RECO - this is carved out of every disk also, and contains 1099.5g of storage. This starts at offset 733G.
So now we are getting the picture.. Each celldisk is carved into 2 gridisk, starting with Data, followed by reco.
DBFS - This is carved out of the last 10 disks (starting with disk 2) at offset 1832.59, and it contains 29.1g. I can only conclude this is the size of the OS parition on the first 2 disks.
So here is what we have for sizing on each Storage cell.
DATA - 8,796g
RECO - 13,194g
DBFS - 290g
Total 22,280
The thing to keep in mind with this number, is that the OS partitions has caused us a bit of trouble. There are only 10 of these grid disks per cell, and the are only 29g. If we pull this out, we have ~22tb of disk usable on each storage cell.

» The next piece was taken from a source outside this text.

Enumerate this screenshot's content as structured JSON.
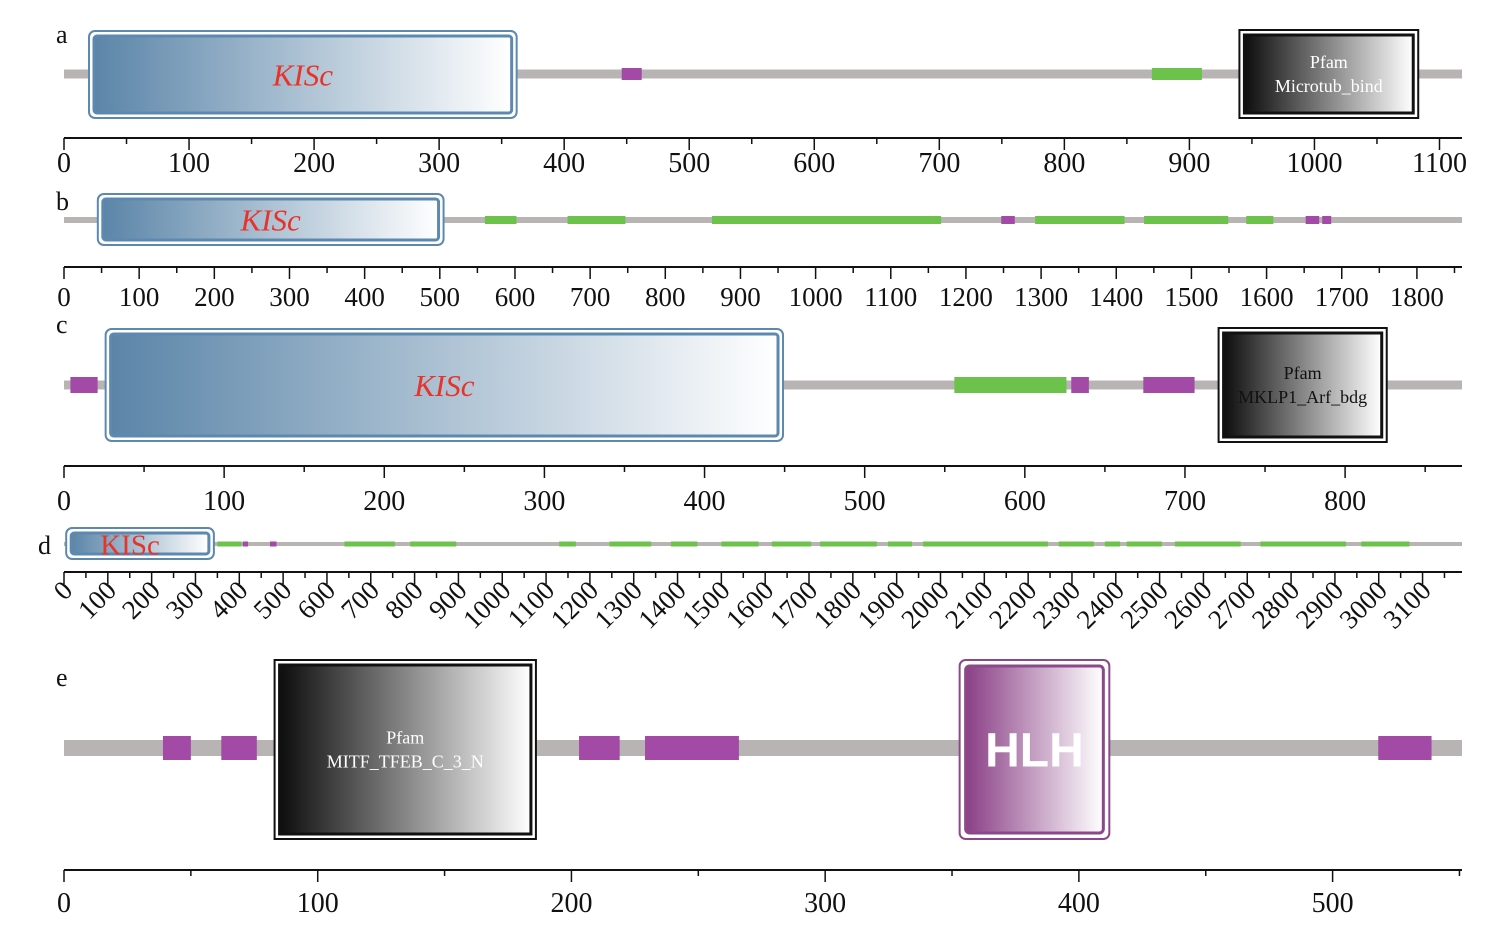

Now to figure out how much space is in each disk group (assuming these grid disks will all go directly into 3 disk groups).

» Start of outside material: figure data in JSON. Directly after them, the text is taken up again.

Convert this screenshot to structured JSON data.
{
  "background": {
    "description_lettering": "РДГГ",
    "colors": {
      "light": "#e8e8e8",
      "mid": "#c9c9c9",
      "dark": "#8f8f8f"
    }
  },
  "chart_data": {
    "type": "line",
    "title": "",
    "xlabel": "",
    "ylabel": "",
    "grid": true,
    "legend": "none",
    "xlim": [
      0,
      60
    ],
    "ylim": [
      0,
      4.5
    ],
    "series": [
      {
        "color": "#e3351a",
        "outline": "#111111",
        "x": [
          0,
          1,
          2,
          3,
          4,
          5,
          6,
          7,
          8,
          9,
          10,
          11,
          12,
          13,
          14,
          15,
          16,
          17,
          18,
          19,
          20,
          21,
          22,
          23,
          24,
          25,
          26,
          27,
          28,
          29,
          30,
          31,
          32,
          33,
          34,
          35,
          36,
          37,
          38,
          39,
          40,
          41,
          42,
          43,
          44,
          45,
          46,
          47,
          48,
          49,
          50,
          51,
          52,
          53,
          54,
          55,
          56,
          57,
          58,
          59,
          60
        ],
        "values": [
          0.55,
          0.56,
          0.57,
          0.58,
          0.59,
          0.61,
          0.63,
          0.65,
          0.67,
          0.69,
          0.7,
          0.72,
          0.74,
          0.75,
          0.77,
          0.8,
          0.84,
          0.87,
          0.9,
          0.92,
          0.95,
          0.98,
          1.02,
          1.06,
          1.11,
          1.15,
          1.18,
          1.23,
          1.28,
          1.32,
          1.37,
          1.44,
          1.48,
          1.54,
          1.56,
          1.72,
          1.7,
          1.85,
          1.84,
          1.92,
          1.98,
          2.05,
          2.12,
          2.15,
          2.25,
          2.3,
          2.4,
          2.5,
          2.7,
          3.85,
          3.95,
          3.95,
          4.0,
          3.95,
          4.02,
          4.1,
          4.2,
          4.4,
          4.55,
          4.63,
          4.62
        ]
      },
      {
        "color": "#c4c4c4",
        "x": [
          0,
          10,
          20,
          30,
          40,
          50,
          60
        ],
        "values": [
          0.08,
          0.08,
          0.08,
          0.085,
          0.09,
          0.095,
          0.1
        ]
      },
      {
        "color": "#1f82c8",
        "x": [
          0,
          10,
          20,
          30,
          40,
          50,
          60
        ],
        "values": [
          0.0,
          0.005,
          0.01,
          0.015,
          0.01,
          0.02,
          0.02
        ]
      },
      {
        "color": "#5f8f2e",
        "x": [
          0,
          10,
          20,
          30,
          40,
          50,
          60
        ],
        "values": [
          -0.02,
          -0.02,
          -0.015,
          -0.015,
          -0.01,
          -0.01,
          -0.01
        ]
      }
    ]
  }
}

The first thing to remember is the redundance level. Are they going to be normal redundancy (mirrored) or High redundancy (triple mirrored) ? With normal redundancy, the disk groups are configured with a disk being redundant with a disk on another cell. With High redundancy the disk is redundant with 2 other disks on 2 other cells. To maintain this level of redundancy, you must set aside 1 storage cells worth of storage for normal redudnacy, and 2 storage cells worth of storage for high redundancy to ensure that you are completely protected.
So what does this mean for sizing ?? The larger your array, the more usable disk you get. With a half rack, you must set aside 1 out of 7 storage cells, or 2 out of 7 storage cells for redudnacy. For a full rack you need to set aside 1 out of 14 storage cells, or 2 out of 14 storage cells for redundancy.
Now lets run the numbers.
HALF RACK -
Data - Normal (8,796g / 2) * 6 usable racks = 26,388g of usable space
High (8,796g / 3) * 5 usable racks = 14,660g of usable space
Reco - Normal (13,194g / 2) * 6 usable racks = 39,562g of usable space
High (13,194g / 3) * 5 usable racks = 21,990g of usable space
Dbfs - Normal (290g / 2) * 6 usable racks = 870g of usable space
High (290g / 3) * 5 usable racks = 483g of usable space
TOTAL usable (minus DBFS)
Normal Redundancy - 65.9tb
High Redundancy 36.6tb
FULL RACK -
Data - Normal (8,796g / 2) * 13 usable racks = 57,174g of usable space
High (8,796g / 3) * 12 usable racks = 35,184g of usable space
Reco - Normal (13,194g / 2) * 13 usable racks = 85,761g of usable space
High (13,194g / 3) * 12 usable racks = 52,776g of usable space
Dbfs - Normal (290g / 2) * 13 usable racks = 1885g of usable space
High (290g / 3) * 12 usable racks = 1160g of usable space
TOTAL usable (minus DBFS)
Normal Redundancy - 142.9 tb
High Reundancy - 87.96tb
So the take I get from this is.
There is a much higher cost for redunancy levels, and this cost is higher for smaller rack systems.
A certain portion of the the cells is a small gid disk, that is only on 10 of the physical disks, and is hard to utilize well.